Mystery and fantasy writing

How I Write

I try to write something every day, even if it’s just a grocery list. When I was working as a media specialist, I found time during the school day to jot down some thoughts and ideas, but my very best writing times were during the interminable teachers’ meetings in the afternoons. Those of you who aren’t teachers can’t fully appreciate the incredible dullness of these meetings. You’ve put in a full day with the children, and in my case, shelved about a thousand books and picked up a thousand more. You’re tired and hungry and know you have about an hour before a lot of stores close. Information that could’ve easily been put in a memo, or in later years, in an email, was read to us. Often graphs and charts were put up on a screen and each item gone over in detail. During test season, the test rules were read to us. Sometimes there would be a speaker, and I did feel sorry for the luckless person trying to engage a group of worn out and jaded school personnel.
But I could get in at least a chapter, maybe two. I sat near the back, writing in my notebook, and occasionally looking up to show I was paying attention and taking notes, yes, sir!

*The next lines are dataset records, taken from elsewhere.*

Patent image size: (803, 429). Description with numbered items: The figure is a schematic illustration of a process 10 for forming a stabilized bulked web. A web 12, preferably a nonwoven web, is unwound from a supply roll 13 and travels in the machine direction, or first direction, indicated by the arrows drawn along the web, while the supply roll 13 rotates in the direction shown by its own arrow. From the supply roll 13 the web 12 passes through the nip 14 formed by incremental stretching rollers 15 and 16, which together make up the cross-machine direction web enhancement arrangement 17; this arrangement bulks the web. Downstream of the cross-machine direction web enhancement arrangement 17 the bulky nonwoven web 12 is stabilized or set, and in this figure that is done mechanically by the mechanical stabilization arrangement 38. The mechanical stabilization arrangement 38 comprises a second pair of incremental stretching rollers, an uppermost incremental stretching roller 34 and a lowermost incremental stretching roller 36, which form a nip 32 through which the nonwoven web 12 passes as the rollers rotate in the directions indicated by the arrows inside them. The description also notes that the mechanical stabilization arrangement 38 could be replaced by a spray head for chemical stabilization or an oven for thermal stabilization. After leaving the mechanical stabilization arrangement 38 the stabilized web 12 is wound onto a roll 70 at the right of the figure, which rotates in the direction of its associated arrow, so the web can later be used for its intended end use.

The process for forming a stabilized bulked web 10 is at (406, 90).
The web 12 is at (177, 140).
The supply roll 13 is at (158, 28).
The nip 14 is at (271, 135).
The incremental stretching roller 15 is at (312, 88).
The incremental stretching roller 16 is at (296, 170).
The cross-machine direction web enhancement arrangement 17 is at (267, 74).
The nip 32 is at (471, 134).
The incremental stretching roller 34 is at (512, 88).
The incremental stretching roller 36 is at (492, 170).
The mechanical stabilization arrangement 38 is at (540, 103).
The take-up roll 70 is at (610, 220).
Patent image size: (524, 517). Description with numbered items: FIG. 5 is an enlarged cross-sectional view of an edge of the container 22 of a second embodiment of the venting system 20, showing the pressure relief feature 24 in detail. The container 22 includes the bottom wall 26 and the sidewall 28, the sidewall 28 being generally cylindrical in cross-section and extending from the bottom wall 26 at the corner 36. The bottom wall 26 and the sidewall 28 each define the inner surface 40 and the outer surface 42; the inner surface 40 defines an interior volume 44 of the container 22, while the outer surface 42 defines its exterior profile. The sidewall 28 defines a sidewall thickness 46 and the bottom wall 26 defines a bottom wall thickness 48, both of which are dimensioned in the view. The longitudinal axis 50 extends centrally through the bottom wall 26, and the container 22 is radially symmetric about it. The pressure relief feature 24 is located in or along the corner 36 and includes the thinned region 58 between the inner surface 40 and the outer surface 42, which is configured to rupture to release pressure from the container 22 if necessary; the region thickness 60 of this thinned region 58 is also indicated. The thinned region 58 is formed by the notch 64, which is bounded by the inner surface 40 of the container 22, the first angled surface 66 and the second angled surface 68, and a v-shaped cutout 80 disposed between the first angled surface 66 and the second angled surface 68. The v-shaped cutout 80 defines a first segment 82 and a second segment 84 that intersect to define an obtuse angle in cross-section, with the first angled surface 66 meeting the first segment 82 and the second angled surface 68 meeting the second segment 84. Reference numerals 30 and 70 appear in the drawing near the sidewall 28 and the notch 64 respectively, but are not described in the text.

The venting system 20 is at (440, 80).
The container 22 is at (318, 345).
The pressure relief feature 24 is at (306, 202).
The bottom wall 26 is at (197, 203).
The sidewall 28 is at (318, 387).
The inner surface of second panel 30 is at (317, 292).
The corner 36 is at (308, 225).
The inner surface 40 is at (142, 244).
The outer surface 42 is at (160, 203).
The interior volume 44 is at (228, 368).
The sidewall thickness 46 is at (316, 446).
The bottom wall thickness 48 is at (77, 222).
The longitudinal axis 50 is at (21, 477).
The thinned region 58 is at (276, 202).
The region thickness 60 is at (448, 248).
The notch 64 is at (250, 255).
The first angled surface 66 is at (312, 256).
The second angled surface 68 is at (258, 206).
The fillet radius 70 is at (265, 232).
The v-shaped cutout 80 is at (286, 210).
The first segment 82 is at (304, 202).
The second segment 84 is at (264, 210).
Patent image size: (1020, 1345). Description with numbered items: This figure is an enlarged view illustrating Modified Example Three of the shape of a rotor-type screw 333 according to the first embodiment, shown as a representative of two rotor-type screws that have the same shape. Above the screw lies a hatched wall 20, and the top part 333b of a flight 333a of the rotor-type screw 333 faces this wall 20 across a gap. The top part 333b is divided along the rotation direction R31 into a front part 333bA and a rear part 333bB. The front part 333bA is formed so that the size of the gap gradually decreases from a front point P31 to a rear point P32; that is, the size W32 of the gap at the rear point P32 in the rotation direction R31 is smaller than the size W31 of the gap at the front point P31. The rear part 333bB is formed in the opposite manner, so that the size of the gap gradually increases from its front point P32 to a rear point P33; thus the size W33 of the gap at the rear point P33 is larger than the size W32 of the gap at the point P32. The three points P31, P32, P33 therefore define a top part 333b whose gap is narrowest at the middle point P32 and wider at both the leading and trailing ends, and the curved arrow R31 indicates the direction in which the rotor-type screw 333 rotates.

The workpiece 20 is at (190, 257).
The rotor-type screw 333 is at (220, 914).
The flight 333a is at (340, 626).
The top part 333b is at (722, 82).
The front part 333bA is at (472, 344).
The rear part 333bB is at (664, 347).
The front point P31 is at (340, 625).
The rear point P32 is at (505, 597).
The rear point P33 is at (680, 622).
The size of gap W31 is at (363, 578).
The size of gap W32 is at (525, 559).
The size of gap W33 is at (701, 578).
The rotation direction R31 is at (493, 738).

Meanwhile, my characters chatted away and had adventures while the meeting droned on. I was never in danger of missing anything important. In my thirty years in education, nothing in these meetings ever pertained to the media center. Ever.
Now I am retired! I recommend it highly to anyone who can manage it. I work in the mornings from eight until about noon, take a lunch break, and work from one until about three. If the work is going really well, I’ll write more after supper, but usually I’m done. I used to always write in long hand in spiral notebooks, but now I enjoy composing on the computer because it’s so easy to make corrections. I make very sketchy outlines, breaking up the chapters by Day One, Day Two, and so forth, but I rarely know what’s going to happen. I might have an idea of where I want the story to go, but my characters have minds of their own, and they always dictate the action.
I live in an apartment and rent the unit under me for an office. I hadn’t planned on renting a second apartment, but after suffering through some rowdy tenants who had all the manners of a pack of howler monkeys and could not shut a door without slamming it, I thought, if they ever leave, I’m renting that place. They finally hooted off to another part of the jungle, and peace reigned once more. There’s no phone, and I disconnected the doorbell, so when I’m at work, there are no distractions. My neighbors know not to knock on the door unless there’s an emergency.
I really love my office apartment, so thank you, howlers! You played a small and noisy part in the success of my writing career.